Big banks may not profit from Trump as much as markets think: UBS's Fitzpatrick

NEW YORK (Reuters) - The stock rally in financial stocks since the U.S. presidential election may slow down if the new administration fails to cut red tape for big banks, a top UBS Group AG UBSG.S asset management executive said on Thursday at the Reuters Global Investment Outlook Summit in New York.

A Citibank ATM is pictured in the Manhattan borough of New York, October 10, 2015. REUTERS/Eduardo Munoz - RTS3W7T

The rally that has broadly driven the S&P 500 Financials Index .SPSY more than 13 percent higher since Nov. 4 is due for a "near-term" pullback, according to Dawn Fitzpatrick, global head of equities, multi-asset and the O'Connor hedge fund businesses at UBS Asset Management.

“One of the things that I think the market might have a little bit wrong here is the relative valuation between regional banks and money-center banks,” said Fitzpatrick, who is responsible for overseeing roughly $300 billion in assets. “The policies you’re going to see on the financial side are going to disproportionately favor the regional banks.”

Still, she disputed “the notion that we’re going to go back to pre-financial crisis backdrop for the big money-center banks.”

Fitzpatrick said regulatory relief for big banks could be limited, but more regionals are likely to win exemption from certain provisions of the 2010 Dodd-Frank financial reform legislation.

In particular, banks with more than $50 billion in assets are subject to additional regulation, and they have been lobbying to have that threshold raised.

A move to change that provision could lead to mergers and acquisitions among regional banks, Fitzpatrick said.

The U.S. stock market has largely reacted positively to the Nov. 8 election of Donald Trump as U.S. president, but bonds and emerging markets have been hammered.

Fitzpatrick said she expected China to push its yuan currency lower before Trump takes office in January.

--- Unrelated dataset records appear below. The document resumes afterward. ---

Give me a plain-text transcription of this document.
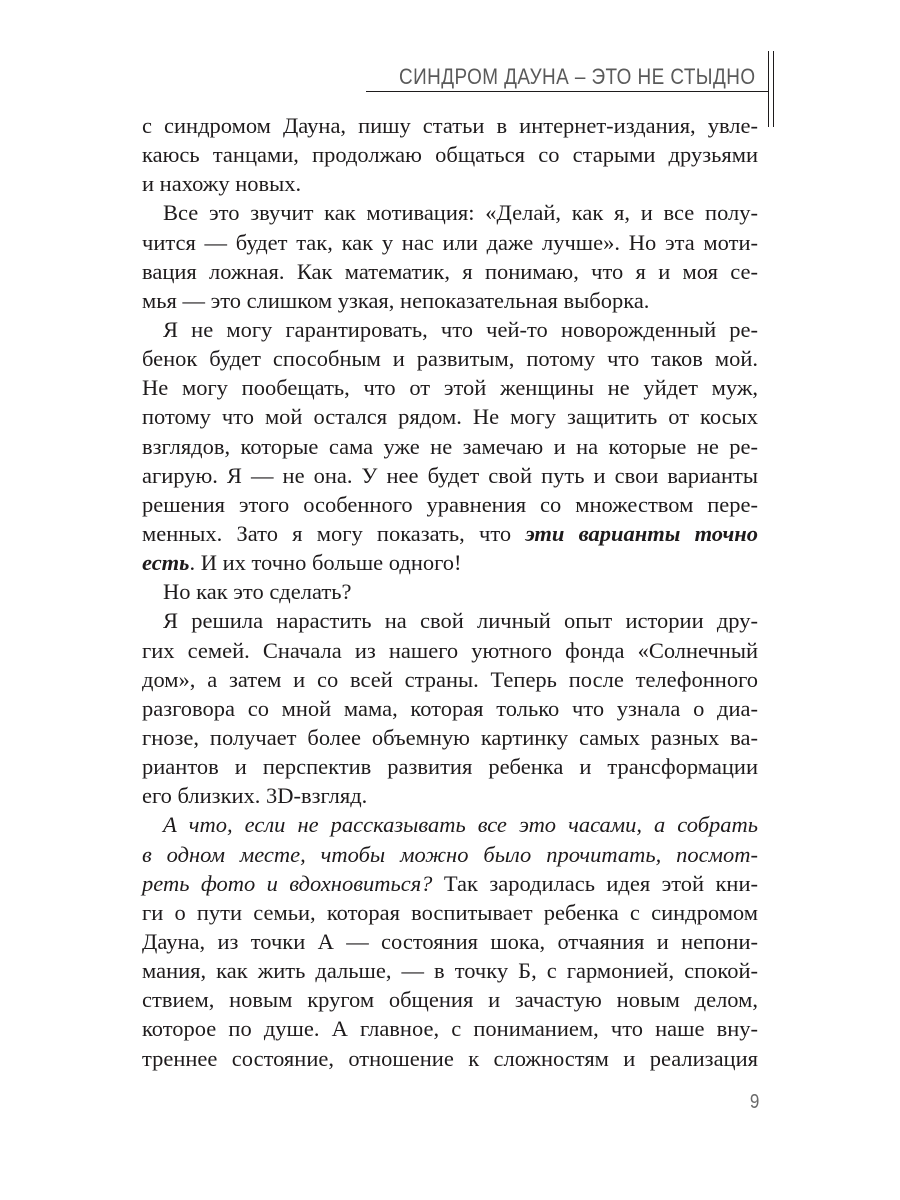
СИНДРОМ ДАУНА – ЭТО НЕ СТЫДНО
с синдромом Дауна, пишу статьи в интернет-издания, увле-
каюсь танцами, продолжаю общаться со старыми друзьями
и нахожу новых.
Все это звучит как мотивация: «Делай, как я, и все полу-
чится — будет так, как у нас или даже лучше». Но эта моти-
вация ложная. Как математик, я понимаю, что я и моя се-
мья — это слишком узкая, непоказательная выборка.
Я не могу гарантировать, что чей-то новорожденный ре-
бенок будет способным и развитым, потому что таков мой.
Не могу пообещать, что от этой женщины не уйдет муж,
потому что мой остался рядом. Не могу защитить от косых
взглядов, которые сама уже не замечаю и на которые не ре-
агирую. Я — не она. У нее будет свой путь и свои варианты
решения этого особенного уравнения со множеством пере-
менных. Зато я могу показать, что эти варианты точно
есть. И их точно больше одного!
Но как это сделать?
Я решила нарастить на свой личный опыт истории дру-
гих семей. Сначала из нашего уютного фонда «Солнечный
дом», а затем и со всей страны. Теперь после телефонного
разговора со мной мама, которая только что узнала о диа-
гнозе, получает более объемную картинку самых разных ва-
риантов и перспектив развития ребенка и трансформации
его близких. 3D-взгляд.
А что, если не рассказывать все это часами, а собрать
в одном месте, чтобы можно было прочитать, посмот-
реть фото и вдохновиться? Так зародилась идея этой кни-
ги о пути семьи, которая воспитывает ребенка с синдромом
Дауна, из точки А — состояния шока, отчаяния и непони-
мания, как жить дальше, — в точку Б, с гармонией, спокой-
ствием, новым кругом общения и зачастую новым делом,
которое по душе. А главное, с пониманием, что наше вну-
треннее состояние, отношение к сложностям и реализация
9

The president-elect has vowed to label China a “currency manipulator.”

Trump will have the support of a Republican-controlled Congress that will lead to short-term “consensus” reforms, such as reducing the corporate tax rate and the complexity of the tax code, Fitzpatrick said.

But measures to restrict immigration could harm the economy in the long run, and the market’s initial reaction to Trump’s presidency may be wrong, she added.

“The knee-jerk reaction of selling everything and anything emerging market-related will prove to be an overreaction,” she said.